Convergence is an Autoscale behavior described in the Convergence Design Document. The release of this feature results in changes to the expected behavior of Autoscale relating to the way in which Autoscale tracks the expected number of servers in a scaling group and recovers from errors. This document provides a description of the test plan that will be used to ensure the quality of the Autoscale Convergence feature.

Functional Tests

Autoscale has an existing suite of functional API tests that thoroughly exercise the Autoscale API. The functional tests are written in Python using the OpenCafe/CloudCafe/autoscale_cloudcafe technology stack and are deployed using [autoscaling-chef]. The tests are all automated and can be run either at the command line or using Jenkins. By default, the functional tests run against Mimic to mock back-end functionality. For further details, see the generalized Autoscale Test Plan [TBC].

As the Convergence workflow is developed, applicable functional tests are tagged to indicate their compliance with convergence. Tests that have been verified to pass are tagged “convergence='yes'” and tests that produce errors are tagged “convergence='error'”. Once development has been completed, most tests should have been examined. At that time, all tests will be reviewed for applicability to convergence and any remaining tests will be categorized.

Integration Tests

The Convergence integration tests fall into two general categories: scenario tests and error injection tests. Scenario tests will execute representative workflows and verify that Autoscale produces the expected behavior. Error injection tests will use tools such as Mimic to simulate potential error conditions that Autoscale is expected to handle. The integration tests will be written using the Twisted Python testing framework, Trial. This was chosen due to the benefits of code reuse from Autoscale, which is written in Twisted, and to take advantage of the asynchronous features of Twisted.

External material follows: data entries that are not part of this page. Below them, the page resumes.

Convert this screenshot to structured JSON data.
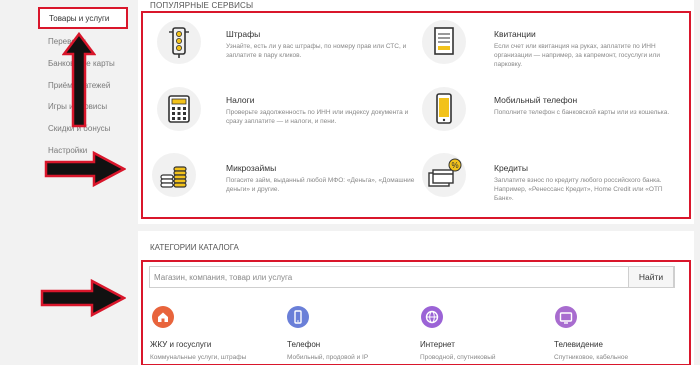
{
  "sidebar": {
    "active_item": "Товары и услуги",
    "items": [
      {
        "label": "Переводы"
      },
      {
        "label": "Банковские карты"
      },
      {
        "label": "Приём платежей"
      },
      {
        "label": "Игры и сервисы"
      },
      {
        "label": "Скидки и бонусы"
      },
      {
        "label": "Настройки"
      }
    ]
  },
  "services": {
    "section_title": "ПОПУЛЯРНЫЕ СЕРВИСЫ",
    "items": [
      {
        "title": "Штрафы",
        "description": "Узнайте, есть ли у вас штрафы, по номеру прав или СТС, и заплатите в пару кликов.",
        "icon": "traffic-light-icon"
      },
      {
        "title": "Квитанции",
        "description": "Если счет или квитанция на руках, заплатите по ИНН организации — например, за капремонт, госуслуги или парковку.",
        "icon": "receipt-icon"
      },
      {
        "title": "Налоги",
        "description": "Проверьте задолженность по ИНН или индексу документа и сразу заплатите — и налоги, и пени.",
        "icon": "calculator-icon"
      },
      {
        "title": "Мобильный телефон",
        "description": "Пополните телефон с банковской карты или из кошелька.",
        "icon": "mobile-phone-icon"
      },
      {
        "title": "Микрозаймы",
        "description": "Погасите займ, выданный любой МФО: «Деньга», «Домашние деньги» и другие.",
        "icon": "coins-icon"
      },
      {
        "title": "Кредиты",
        "description": "Заплатите взнос по кредиту любого российского банка. Например, «Ренессанс Кредит», Home Credit или «ОТП Банк».",
        "icon": "credit-card-percent-icon"
      }
    ]
  },
  "catalog": {
    "section_title": "КАТЕГОРИИ КАТАЛОГА",
    "search": {
      "placeholder": "Магазин, компания, товар или услуга",
      "button_label": "Найти"
    },
    "categories": [
      {
        "label": "ЖКУ и госуслуги",
        "description": "Коммунальные услуги, штрафы",
        "icon": "home-icon",
        "color": "#e8643c"
      },
      {
        "label": "Телефон",
        "description": "Мобильный, продовой и IP",
        "icon": "phone-icon",
        "color": "#6a7fd8"
      },
      {
        "label": "Интернет",
        "description": "Проводной, спутниковый",
        "icon": "globe-icon",
        "color": "#9b63d6"
      },
      {
        "label": "Телевидение",
        "description": "Спутниковое, кабельное",
        "icon": "tv-icon",
        "color": "#a86ccf"
      }
    ]
  },
  "colors": {
    "highlight": "#d9162b",
    "sidebar_bg": "#f2f2f2"
  }
}
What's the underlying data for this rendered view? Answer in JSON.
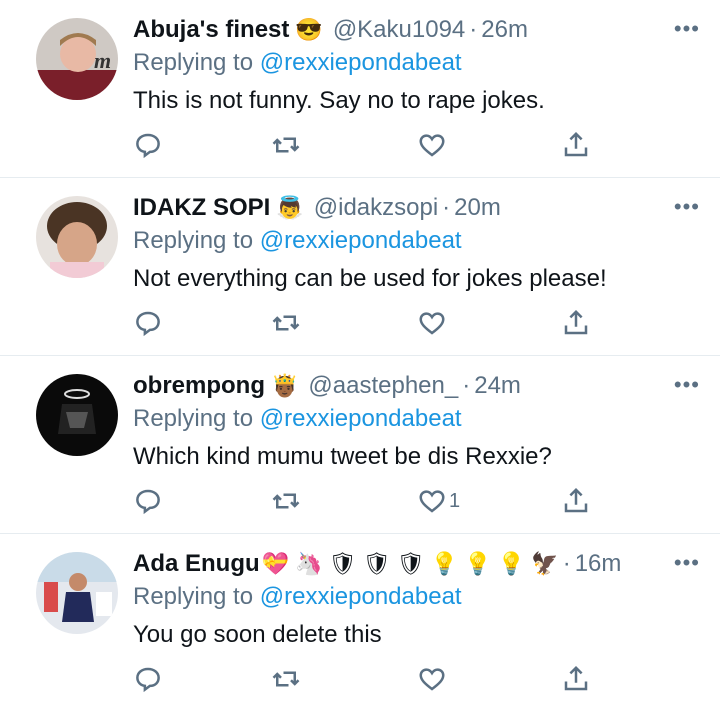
{
  "tweets": [
    {
      "name": "Abuja's finest",
      "emoji": "😎",
      "handle": "@Kaku1094",
      "time": "26m",
      "reply_prefix": "Replying to",
      "reply_to": "@rexxiepondabeat",
      "text": "This is not funny. Say no to rape jokes.",
      "like_count": ""
    },
    {
      "name": "IDAKZ SOPI",
      "emoji": "👼",
      "handle": "@idakzsopi",
      "time": "20m",
      "reply_prefix": "Replying to",
      "reply_to": "@rexxiepondabeat",
      "text": "Not everything can be used for jokes please!",
      "like_count": ""
    },
    {
      "name": "obrempong",
      "emoji": "🤴🏾",
      "handle": "@aastephen_",
      "time": "24m",
      "reply_prefix": "Replying to",
      "reply_to": "@rexxiepondabeat",
      "text": "Which kind mumu tweet be dis Rexxie?",
      "like_count": "1"
    },
    {
      "name": "Ada Enugu",
      "emoji": "💝 🦄 🛡 🛡 🛡 💡 💡 💡 🦅",
      "handle": "",
      "time": "16m",
      "reply_prefix": "Replying to",
      "reply_to": "@rexxiepondabeat",
      "text": "You go soon delete this",
      "like_count": ""
    }
  ],
  "colors": {
    "secondary": "#5b7083",
    "link": "#1b95e0",
    "divider": "#e6ecf0"
  },
  "icons": [
    "reply-icon",
    "retweet-icon",
    "like-icon",
    "share-icon",
    "more-icon"
  ]
}
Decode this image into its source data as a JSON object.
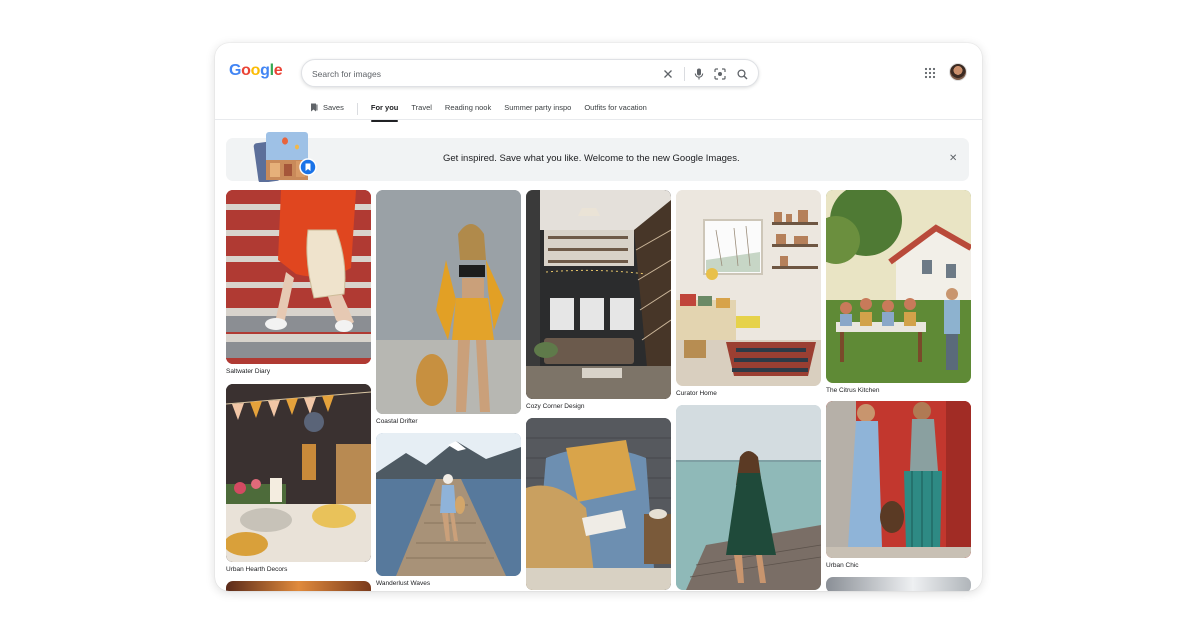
{
  "app": {
    "logo_letters": [
      {
        "ch": "G",
        "color": "#4285F4"
      },
      {
        "ch": "o",
        "color": "#EA4335"
      },
      {
        "ch": "o",
        "color": "#FBBC05"
      },
      {
        "ch": "g",
        "color": "#4285F4"
      },
      {
        "ch": "l",
        "color": "#34A853"
      },
      {
        "ch": "e",
        "color": "#EA4335"
      }
    ]
  },
  "search": {
    "placeholder": "Search for images",
    "icons": [
      "close-icon",
      "mic-icon",
      "lens-icon",
      "search-icon"
    ]
  },
  "header": {
    "icons": [
      "apps-grid-icon",
      "avatar"
    ]
  },
  "tabs": {
    "saves_label": "Saves",
    "items": [
      {
        "label": "For you",
        "active": true
      },
      {
        "label": "Travel",
        "active": false
      },
      {
        "label": "Reading nook",
        "active": false
      },
      {
        "label": "Summer party inspo",
        "active": false
      },
      {
        "label": "Outfits for vacation",
        "active": false
      }
    ]
  },
  "banner": {
    "text": "Get inspired. Save what you like. Welcome to the new Google Images.",
    "close_icon": "close-icon"
  },
  "grid": {
    "cards": [
      {
        "caption": "Saltwater Diary",
        "scene": "red-steps-fashion"
      },
      {
        "caption": "Urban Hearth Decors",
        "scene": "party-cushions"
      },
      {
        "caption": "",
        "scene": "warm-lights"
      },
      {
        "caption": "Coastal Drifter",
        "scene": "yellow-outfit"
      },
      {
        "caption": "Wanderlust Waves",
        "scene": "pier-lake"
      },
      {
        "caption": "Cozy Corner Design",
        "scene": "loft-interior"
      },
      {
        "caption": "",
        "scene": "yellow-pillow-chair"
      },
      {
        "caption": "Curator Home",
        "scene": "reading-nook-room"
      },
      {
        "caption": "",
        "scene": "green-dress-pier"
      },
      {
        "caption": "The Citrus Kitchen",
        "scene": "garden-dinner"
      },
      {
        "caption": "Urban Chic",
        "scene": "two-women-red-wall"
      },
      {
        "caption": "",
        "scene": "building-sky"
      }
    ]
  },
  "colors": {
    "accent": "#1a73e8",
    "text": "#202124",
    "muted": "#5f6368",
    "banner_bg": "#f1f3f4"
  }
}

Since there are nearly infinite possible scenario tests, a generative testing too will be used to produce varied scenarios. Specific scenarios identified as interesting or non-conforming upon result examination will be ported into the automated regression test suite in Trial.

Generative Testing

The generative testing tool currently being developed is written in Clojure and is located at https://github.com/lvh/nordschleife. Generative testing works by varying identified paraters to create test scenarios. Below is a list of the variable parameters that will be varied in the generated scenarios. (Note: Not all variable parameters are implemented at this time)

Launch Config

• load-balancers: A list of cloud load balancers
• networks: a list of networks, always including service-net
• server-image-ref ^(0)
• server-flavor-ref ^(0)
• server-disk-config ^(0)

^(0): The interactions of these parameters are not fully supported in Mimic and would only be informative when run against production hardware

Group Config

• cooldown
• min-entities
• max-entities

Policy

• changePercent
• cooldown
• change
• desiredCapacity

Note: Generative testing does not support scheduled policies

Events

Each generated scenario will be composed of a sequence of the following event options:

• Scale Up
• Scale Down
• Scale To
• Delete Server (Stretch)
• Update Launch Config
• Update Group Config

Test Cases

1. Scale Up: Given the number of permutations of this test, this will use generative testing to exercise various scaling factors, min/max constraints, policy types, and load balancers

   • Create a scaling group with various launch configuration data
   • Scale up by X servers
   • Validate end group state

   • CATC-c001: Basic cases

   Covered in cafe

2. Scale Down: Given the number of permutations of this test, this will use generative testing to exercise various scaling factors, min/max constraints, and cloud load balancers

   • Create a scaling group with various launch configuration data
   • Scale down by X servers
   • Validate end group state

   • CATC-c002: Basic cases

   Covered in cafe

3. Multiple Scaling Policies: Given the number of permutations of this test, this will use generative testing to exercise various scaling factors, min/max constraints, and cloud load balancers

   • Create a scaling group with various launch configuration data
   • Create X scaling policies, some increasing and some decreasing
   • Apply the policies in sequence (with variable amounts of time between policy executions)
   • Validate end group state, taking into account cool-down times

   • CATC-c003: Basic cases

   Covered in cafe

4. Out of Band Delete (OOBD): Scale after delete below min. This case validates that hen out of band deletions bring the number of active servers below the group min, the servers are replaced up to the group min when convergence is triggered.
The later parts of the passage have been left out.